Australia will present a submission on whale and dolphin watching to the annual meeting of the International Whaling Commission in Aberdeen this week.
Federal Environment Minister Robert Hill says the findings in the paper vindicate the stronger stand taken by the Howard Government in pushing for a permanent international ban on commercial whaling.
"We are totally opposed to the commercial killing of whales. We also reject the killing of whales for so-called 'scientific purposes'. We do not believe you have to kill whales to study them.
"This paper confirms our argument that there are great economic benefits to be gained from not killing whales.
"The boom in our whale watching industry can be directly attributed to the regeneration of whale numbers since whaling was banned in Australian waters.
"There was positive growth in the 1995 whale watching season, in terms of direct revenue and the range of areas around Australia developing land and sea-based whale watching activities.

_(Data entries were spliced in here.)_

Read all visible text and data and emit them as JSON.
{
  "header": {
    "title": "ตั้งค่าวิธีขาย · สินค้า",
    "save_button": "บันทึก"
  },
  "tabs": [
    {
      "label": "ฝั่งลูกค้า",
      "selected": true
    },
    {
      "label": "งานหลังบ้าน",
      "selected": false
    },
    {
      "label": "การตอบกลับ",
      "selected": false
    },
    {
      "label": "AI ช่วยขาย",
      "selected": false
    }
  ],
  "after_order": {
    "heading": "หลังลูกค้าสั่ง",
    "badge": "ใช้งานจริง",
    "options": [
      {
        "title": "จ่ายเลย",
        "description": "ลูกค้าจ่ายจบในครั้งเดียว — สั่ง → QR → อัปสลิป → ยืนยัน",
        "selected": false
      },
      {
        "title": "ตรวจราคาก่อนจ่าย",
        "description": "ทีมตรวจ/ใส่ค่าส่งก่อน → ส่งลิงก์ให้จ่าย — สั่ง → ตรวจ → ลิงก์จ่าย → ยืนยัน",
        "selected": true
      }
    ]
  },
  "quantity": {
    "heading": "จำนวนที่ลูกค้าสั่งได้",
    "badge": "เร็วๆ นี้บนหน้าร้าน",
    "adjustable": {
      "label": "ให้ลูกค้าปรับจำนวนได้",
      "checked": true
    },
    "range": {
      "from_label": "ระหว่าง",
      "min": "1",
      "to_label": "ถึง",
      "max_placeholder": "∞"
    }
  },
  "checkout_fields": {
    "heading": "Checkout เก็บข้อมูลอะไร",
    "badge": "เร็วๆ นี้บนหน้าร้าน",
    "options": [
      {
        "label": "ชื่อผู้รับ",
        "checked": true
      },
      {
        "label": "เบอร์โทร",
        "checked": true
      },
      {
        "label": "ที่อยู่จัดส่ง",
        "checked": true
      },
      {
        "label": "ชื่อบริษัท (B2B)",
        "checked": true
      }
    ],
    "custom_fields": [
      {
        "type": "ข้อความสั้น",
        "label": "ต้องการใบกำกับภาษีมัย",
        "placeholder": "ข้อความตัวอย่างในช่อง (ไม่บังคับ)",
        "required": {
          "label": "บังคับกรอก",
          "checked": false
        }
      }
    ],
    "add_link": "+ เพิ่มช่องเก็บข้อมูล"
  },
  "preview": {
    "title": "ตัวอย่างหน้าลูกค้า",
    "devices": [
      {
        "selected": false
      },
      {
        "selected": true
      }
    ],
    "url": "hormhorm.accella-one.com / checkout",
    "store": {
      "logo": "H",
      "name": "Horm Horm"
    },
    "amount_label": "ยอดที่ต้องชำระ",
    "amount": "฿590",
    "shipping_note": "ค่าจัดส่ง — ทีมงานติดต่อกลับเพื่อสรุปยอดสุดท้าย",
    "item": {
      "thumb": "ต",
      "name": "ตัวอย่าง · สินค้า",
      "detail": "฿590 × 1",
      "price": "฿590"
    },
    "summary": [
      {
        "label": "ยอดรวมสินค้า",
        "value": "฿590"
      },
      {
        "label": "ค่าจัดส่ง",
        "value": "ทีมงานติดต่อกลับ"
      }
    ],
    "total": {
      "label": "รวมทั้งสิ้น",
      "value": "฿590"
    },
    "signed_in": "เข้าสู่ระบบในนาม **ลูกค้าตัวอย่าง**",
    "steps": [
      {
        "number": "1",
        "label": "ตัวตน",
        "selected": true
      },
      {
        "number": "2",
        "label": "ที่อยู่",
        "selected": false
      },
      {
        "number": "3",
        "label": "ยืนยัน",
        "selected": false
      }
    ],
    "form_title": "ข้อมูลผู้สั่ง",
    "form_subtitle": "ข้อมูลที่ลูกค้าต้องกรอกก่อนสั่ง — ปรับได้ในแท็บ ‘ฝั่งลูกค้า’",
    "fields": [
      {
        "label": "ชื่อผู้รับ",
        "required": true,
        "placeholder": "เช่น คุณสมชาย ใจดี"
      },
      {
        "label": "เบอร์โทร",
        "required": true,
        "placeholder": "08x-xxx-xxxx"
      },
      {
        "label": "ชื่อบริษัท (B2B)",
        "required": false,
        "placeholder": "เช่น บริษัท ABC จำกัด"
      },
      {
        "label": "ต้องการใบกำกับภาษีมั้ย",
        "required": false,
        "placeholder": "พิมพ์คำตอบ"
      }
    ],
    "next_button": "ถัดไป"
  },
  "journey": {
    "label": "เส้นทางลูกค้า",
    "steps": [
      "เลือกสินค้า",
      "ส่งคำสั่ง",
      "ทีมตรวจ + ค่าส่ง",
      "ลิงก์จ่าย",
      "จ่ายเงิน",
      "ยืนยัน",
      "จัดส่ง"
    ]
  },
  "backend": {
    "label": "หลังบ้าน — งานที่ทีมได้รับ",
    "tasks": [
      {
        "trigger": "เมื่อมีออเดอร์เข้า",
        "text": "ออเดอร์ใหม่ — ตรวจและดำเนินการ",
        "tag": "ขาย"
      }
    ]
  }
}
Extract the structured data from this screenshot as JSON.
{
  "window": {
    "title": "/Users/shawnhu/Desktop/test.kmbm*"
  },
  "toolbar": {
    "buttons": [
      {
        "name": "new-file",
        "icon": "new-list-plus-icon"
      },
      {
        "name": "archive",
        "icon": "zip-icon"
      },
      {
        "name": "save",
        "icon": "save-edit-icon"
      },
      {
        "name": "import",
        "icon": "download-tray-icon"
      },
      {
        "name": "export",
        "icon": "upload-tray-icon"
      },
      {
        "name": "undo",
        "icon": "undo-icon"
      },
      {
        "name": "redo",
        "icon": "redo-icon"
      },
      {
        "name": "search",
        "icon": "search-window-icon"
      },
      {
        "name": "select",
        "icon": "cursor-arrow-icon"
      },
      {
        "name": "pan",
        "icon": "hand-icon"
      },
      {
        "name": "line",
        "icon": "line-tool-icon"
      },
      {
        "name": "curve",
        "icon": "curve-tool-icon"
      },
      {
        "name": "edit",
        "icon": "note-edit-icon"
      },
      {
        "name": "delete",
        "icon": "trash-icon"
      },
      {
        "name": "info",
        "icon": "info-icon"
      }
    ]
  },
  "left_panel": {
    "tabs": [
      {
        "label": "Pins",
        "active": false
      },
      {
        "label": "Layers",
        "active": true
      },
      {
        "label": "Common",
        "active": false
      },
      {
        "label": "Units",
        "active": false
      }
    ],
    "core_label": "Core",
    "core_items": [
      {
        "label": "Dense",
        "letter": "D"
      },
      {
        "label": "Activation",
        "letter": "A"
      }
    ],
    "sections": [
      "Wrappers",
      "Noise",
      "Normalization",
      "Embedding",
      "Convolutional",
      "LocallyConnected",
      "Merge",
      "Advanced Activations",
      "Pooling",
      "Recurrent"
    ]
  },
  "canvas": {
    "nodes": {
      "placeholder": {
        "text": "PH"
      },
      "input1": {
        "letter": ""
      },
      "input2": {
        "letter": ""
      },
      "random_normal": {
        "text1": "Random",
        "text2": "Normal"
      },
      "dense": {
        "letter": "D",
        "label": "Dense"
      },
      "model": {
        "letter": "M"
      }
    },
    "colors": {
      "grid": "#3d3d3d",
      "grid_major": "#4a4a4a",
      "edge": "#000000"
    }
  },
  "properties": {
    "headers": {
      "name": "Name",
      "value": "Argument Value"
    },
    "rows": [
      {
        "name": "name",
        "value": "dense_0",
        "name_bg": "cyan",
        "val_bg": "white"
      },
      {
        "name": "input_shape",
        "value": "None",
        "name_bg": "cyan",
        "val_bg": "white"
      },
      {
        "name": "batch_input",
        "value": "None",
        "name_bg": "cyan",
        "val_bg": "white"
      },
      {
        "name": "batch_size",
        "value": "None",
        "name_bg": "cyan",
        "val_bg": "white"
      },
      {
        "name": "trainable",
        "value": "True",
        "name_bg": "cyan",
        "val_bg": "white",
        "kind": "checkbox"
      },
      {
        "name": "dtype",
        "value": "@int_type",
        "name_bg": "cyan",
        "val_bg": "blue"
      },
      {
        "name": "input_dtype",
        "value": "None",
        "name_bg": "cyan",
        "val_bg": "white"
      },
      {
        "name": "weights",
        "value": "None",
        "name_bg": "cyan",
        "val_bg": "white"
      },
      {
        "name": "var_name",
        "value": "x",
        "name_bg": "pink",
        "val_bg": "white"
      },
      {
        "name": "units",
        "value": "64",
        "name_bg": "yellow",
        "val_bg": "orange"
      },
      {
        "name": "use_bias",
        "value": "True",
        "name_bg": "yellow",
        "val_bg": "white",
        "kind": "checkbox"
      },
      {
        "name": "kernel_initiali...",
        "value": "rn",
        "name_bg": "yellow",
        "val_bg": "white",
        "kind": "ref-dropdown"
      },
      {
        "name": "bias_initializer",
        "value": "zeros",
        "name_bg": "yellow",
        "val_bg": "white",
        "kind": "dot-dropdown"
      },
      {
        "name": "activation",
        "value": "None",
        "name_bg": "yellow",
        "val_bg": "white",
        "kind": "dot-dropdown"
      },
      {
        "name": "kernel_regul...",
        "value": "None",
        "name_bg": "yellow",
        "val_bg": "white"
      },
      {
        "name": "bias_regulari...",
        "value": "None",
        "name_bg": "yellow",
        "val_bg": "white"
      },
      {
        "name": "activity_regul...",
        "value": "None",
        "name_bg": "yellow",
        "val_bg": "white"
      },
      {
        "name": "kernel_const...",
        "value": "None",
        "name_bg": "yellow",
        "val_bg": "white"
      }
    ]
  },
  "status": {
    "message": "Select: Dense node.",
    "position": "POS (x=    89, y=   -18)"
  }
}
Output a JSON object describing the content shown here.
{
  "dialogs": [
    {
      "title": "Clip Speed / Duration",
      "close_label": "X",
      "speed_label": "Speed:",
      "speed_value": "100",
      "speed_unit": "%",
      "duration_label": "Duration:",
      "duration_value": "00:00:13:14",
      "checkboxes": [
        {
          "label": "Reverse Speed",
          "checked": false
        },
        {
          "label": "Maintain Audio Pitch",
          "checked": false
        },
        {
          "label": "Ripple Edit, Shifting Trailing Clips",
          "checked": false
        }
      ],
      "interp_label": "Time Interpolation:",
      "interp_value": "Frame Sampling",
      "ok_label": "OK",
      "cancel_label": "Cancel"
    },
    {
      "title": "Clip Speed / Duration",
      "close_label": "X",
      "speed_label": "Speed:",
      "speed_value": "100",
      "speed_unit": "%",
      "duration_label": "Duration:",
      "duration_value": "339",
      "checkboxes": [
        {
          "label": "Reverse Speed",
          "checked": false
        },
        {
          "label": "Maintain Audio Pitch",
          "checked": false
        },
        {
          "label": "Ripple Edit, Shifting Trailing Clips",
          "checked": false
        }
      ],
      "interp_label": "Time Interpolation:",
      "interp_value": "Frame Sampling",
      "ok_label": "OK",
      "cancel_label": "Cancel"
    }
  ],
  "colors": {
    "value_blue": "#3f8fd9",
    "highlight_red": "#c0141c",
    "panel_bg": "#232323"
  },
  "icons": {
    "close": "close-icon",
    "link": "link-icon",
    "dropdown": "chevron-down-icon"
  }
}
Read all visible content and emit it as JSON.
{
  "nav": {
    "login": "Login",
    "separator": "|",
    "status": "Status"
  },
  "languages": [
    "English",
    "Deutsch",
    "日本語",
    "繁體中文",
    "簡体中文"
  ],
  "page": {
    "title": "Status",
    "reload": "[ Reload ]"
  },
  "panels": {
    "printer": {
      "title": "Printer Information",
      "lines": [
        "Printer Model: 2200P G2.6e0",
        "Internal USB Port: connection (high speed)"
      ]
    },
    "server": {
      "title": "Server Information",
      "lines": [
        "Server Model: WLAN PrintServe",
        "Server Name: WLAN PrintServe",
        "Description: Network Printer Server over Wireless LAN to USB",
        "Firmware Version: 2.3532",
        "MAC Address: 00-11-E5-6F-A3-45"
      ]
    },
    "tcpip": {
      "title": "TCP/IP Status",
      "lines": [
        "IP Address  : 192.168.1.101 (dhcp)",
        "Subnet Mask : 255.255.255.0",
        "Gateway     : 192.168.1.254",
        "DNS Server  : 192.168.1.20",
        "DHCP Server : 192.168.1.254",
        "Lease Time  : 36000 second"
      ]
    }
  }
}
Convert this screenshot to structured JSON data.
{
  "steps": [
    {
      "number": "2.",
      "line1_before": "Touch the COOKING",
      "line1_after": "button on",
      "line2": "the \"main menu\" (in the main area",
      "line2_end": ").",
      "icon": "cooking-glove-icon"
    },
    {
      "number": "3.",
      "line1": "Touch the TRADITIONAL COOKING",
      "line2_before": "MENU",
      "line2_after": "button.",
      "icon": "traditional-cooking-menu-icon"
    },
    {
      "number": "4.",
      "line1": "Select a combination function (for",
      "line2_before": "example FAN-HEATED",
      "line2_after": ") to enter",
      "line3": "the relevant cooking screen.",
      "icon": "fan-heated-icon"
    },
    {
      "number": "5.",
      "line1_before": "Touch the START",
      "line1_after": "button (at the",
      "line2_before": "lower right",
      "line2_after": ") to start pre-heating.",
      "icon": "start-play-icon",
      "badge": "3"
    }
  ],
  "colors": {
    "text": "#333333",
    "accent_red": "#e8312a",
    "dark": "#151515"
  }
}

"The conservative estimate is that 563 000 people went whale and dolphin watching at more than 51 areas last year, and the species most commonly involved were southern right whales, humpback whales and bottlenose dolphins.
"The $9.3 million figure included in the Australian submission is also a conservative estimate of the economic value of whale watching.
"It does not fully take into account the enormous boost to the local economies of coastal communities from the influx of whale watchers."
Senator Hill says that the increase in whale and dolphin watching also brings with it new responsibilities.
"It is critical to ensure the potential for adverse impacts on cetaceans is minimised and that high professional standards within the industry, covering codes of conduct, public education and staff training, are encouraged.
"We still have a great deal to learn about the impact of people, vessels and aircraft on cetaceans, particularly in critical breeding areas, so we can address specific issues like the southward migration of whales with calves and the reaction of whales to helicopter overflights."
The submission, Whale and Dolphin Watching in Australian Waters (1995), was prepared by the Australian Nature Conservation Agency and will be presented to the IWC's annual meeting in Scotland this week. Cetacean watching issues have been considered by the IWC since 1993.
Copies of the submission are available.